Bundle entornó los párpados, inclinando levemente la cabeza a un lado.

—Sí; pero me he acostumbrado a ello. No permanecemos mucho aquí, porque es mortalmente aburrido. Este verano estuvimos en Cowes, Deauville y Escocia. Chimneys ha pasado cinco meses bajo las fundas.

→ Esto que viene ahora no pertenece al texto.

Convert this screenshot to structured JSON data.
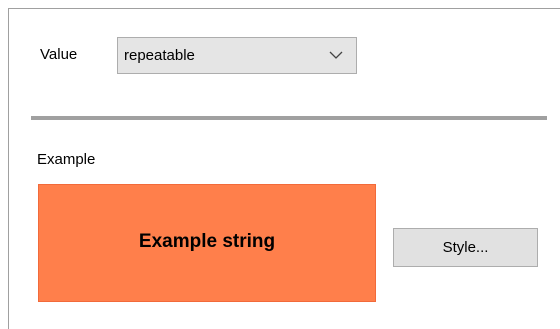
{
  "value_row": {
    "label": "Value",
    "selected": "repeatable"
  },
  "example": {
    "label": "Example",
    "preview_text": "Example string",
    "preview_bg": "#ff7f4b"
  },
  "buttons": {
    "style_label": "Style..."
  },
  "icons": {
    "dropdown": "chevron-down-icon"
  }
}
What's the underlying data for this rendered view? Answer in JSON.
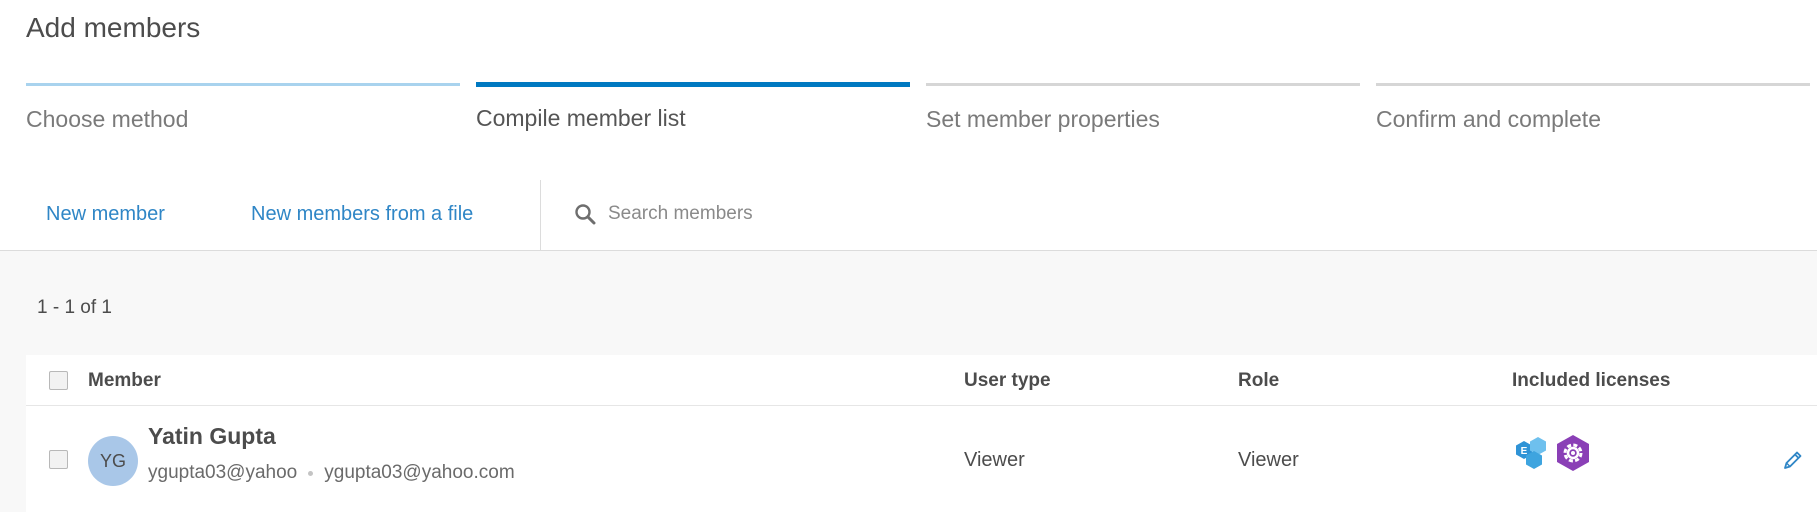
{
  "page": {
    "title": "Add members"
  },
  "steps": [
    {
      "label": "Choose method",
      "state": "done"
    },
    {
      "label": "Compile member list",
      "state": "active"
    },
    {
      "label": "Set member properties",
      "state": "todo"
    },
    {
      "label": "Confirm and complete",
      "state": "todo"
    }
  ],
  "actions": {
    "new_member": "New member",
    "new_members_from_file": "New members from a file"
  },
  "search": {
    "placeholder": "Search members",
    "value": "",
    "icon": "search-icon"
  },
  "list": {
    "range_text": "1 - 1 of 1",
    "columns": {
      "member": "Member",
      "user_type": "User type",
      "role": "Role",
      "licenses": "Included licenses"
    },
    "rows": [
      {
        "checked": false,
        "initials": "YG",
        "name": "Yatin Gupta",
        "username": "ygupta03@yahoo",
        "email": "ygupta03@yahoo.com",
        "user_type": "Viewer",
        "role": "Viewer",
        "licenses": [
          "esri-e-hexagon-icon",
          "gear-hexagon-icon"
        ],
        "edit_icon": "pencil-icon"
      }
    ]
  },
  "colors": {
    "accent": "#0079c1",
    "link": "#2f86c6",
    "step_done": "#a9d3ee",
    "license_blue": "#3ea4df",
    "license_purple": "#8a3fb6"
  }
}
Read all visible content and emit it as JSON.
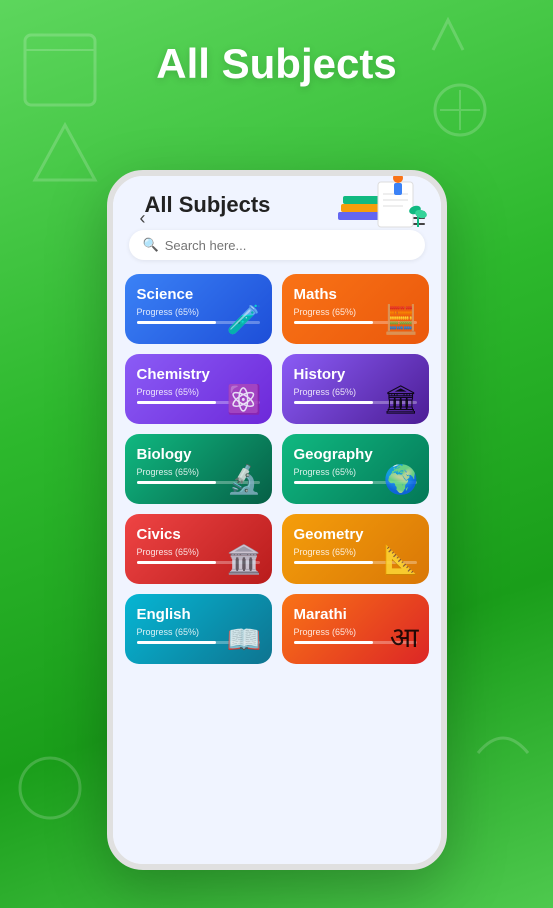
{
  "app": {
    "bg_title": "All Subjects"
  },
  "header": {
    "back_label": "‹",
    "title": "All Subjects"
  },
  "search": {
    "placeholder": "Search here..."
  },
  "subjects": [
    {
      "id": "science",
      "name": "Science",
      "progress": "Progress (65%)",
      "fill": 65,
      "color": "card-science",
      "icon": "🧪",
      "full": false
    },
    {
      "id": "maths",
      "name": "Maths",
      "progress": "Progress (65%)",
      "fill": 65,
      "color": "card-maths",
      "icon": "🧮",
      "full": false
    },
    {
      "id": "chemistry",
      "name": "Chemistry",
      "progress": "Progress (65%)",
      "fill": 65,
      "color": "card-chemistry",
      "icon": "⚛️",
      "full": false
    },
    {
      "id": "history",
      "name": "History",
      "progress": "Progress (65%)",
      "fill": 65,
      "color": "card-history",
      "icon": "🏛",
      "full": false
    },
    {
      "id": "biology",
      "name": "Biology",
      "progress": "Progress (65%)",
      "fill": 65,
      "color": "card-biology",
      "icon": "🔬",
      "full": false
    },
    {
      "id": "geography",
      "name": "Geography",
      "progress": "Progress (65%)",
      "fill": 65,
      "color": "card-geography",
      "icon": "🌍",
      "full": false
    },
    {
      "id": "civics",
      "name": "Civics",
      "progress": "Progress (65%)",
      "fill": 65,
      "color": "card-civics",
      "icon": "🏛️",
      "full": false
    },
    {
      "id": "geometry",
      "name": "Geometry",
      "progress": "Progress (65%)",
      "fill": 65,
      "color": "card-geometry",
      "icon": "📐",
      "full": false
    },
    {
      "id": "english",
      "name": "English",
      "progress": "Progress (65%)",
      "fill": 65,
      "color": "card-english",
      "icon": "📖",
      "full": false
    },
    {
      "id": "marathi",
      "name": "Marathi",
      "progress": "Progress (65%)",
      "fill": 65,
      "color": "card-marathi",
      "icon": "आ",
      "full": false
    }
  ]
}
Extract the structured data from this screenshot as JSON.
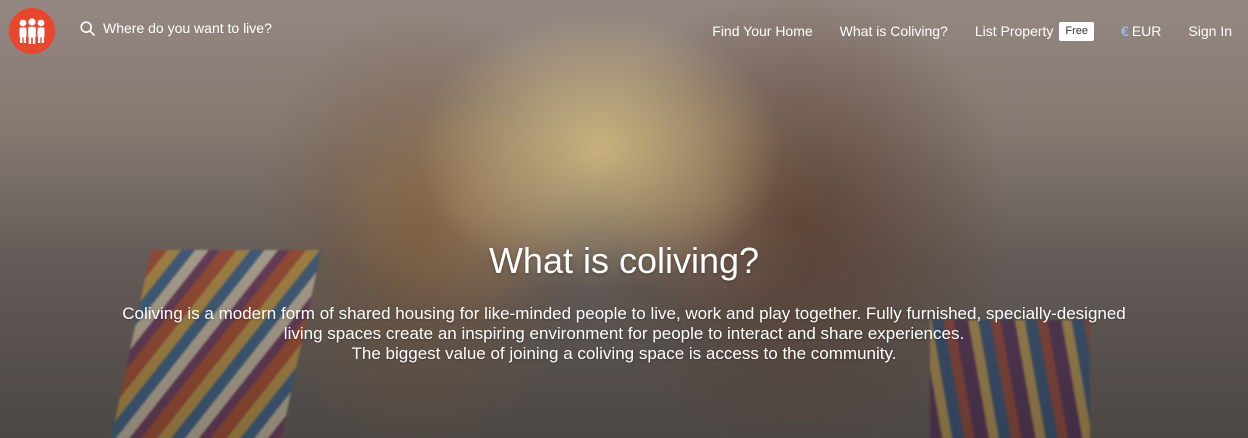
{
  "header": {
    "logo_icon": "people-group-icon",
    "brand_color": "#e8472e",
    "search": {
      "icon": "search-icon",
      "placeholder": "Where do you want to live?"
    },
    "nav": {
      "find_home": "Find Your Home",
      "what_is_coliving": "What is Coliving?",
      "list_property": "List Property",
      "list_property_badge": "Free",
      "currency_symbol": "€",
      "currency": "EUR",
      "sign_in": "Sign In"
    }
  },
  "hero": {
    "title": "What is coliving?",
    "lines": [
      "Coliving is a modern form of shared housing for like-minded people to live, work and play together. Fully furnished, specially-designed",
      "living spaces create an inspiring environment for people to interact and share experiences.",
      "The biggest value of joining a coliving space is access to the community."
    ]
  }
}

Las retiran una vez a la semana para que los turistas boqueen de asombro y escuchen las explicaciones de Tredwell. «A su derecha el retrato de la cuarta marquesa de Caterham, obra de sir Joshua Reynolds», etc., y Ed o Bert, el humorista del grupo, propina un codazo a su novia y dice: «Gladys, se gastaron sus cuatro cuartos en pintura, ¿verdad?». Y siguen viendo pinturas, arrastran los pies, bostezan y desean que llegue el instante de volver a sus casas.

—En esta mansión se han escrito algunas páginas de la historia.

—George le ha aleccionado —exclamó Bundle—. Nos destroza los oídos con frases parecidas.

Anthony se incorporó sobre el codo para estudiar la ribera.

—¿Es un nuevo desconocido sospechoso el que distingo junto a la caseta o un huésped suyo?

Bundle levantó la cabeza del almohadón encarnado.

—Es Bill —reconoció.

—Busca algo.

—Probablemente a mí —dijo Bundle sin entusiasmo.

—¿Remamos rápidamente en la dirección opuesta?

—Sería preferible... Pero no parece usted muy interesado.

—Mi vigor se duplicará a causa de ese reproche.

—Domínese —ordenó Bundle—. No me falta amor propio. Bogue hacia ese borrico. Hay que vigilarle. Virginia le habrá dado el esquinazo. Cualquier día, aunque se le antoje inconcebible, quizá me case con George, de modo que debo ejercitarme en «ser» una de nuestras famosas damas políticas, de las de ahora.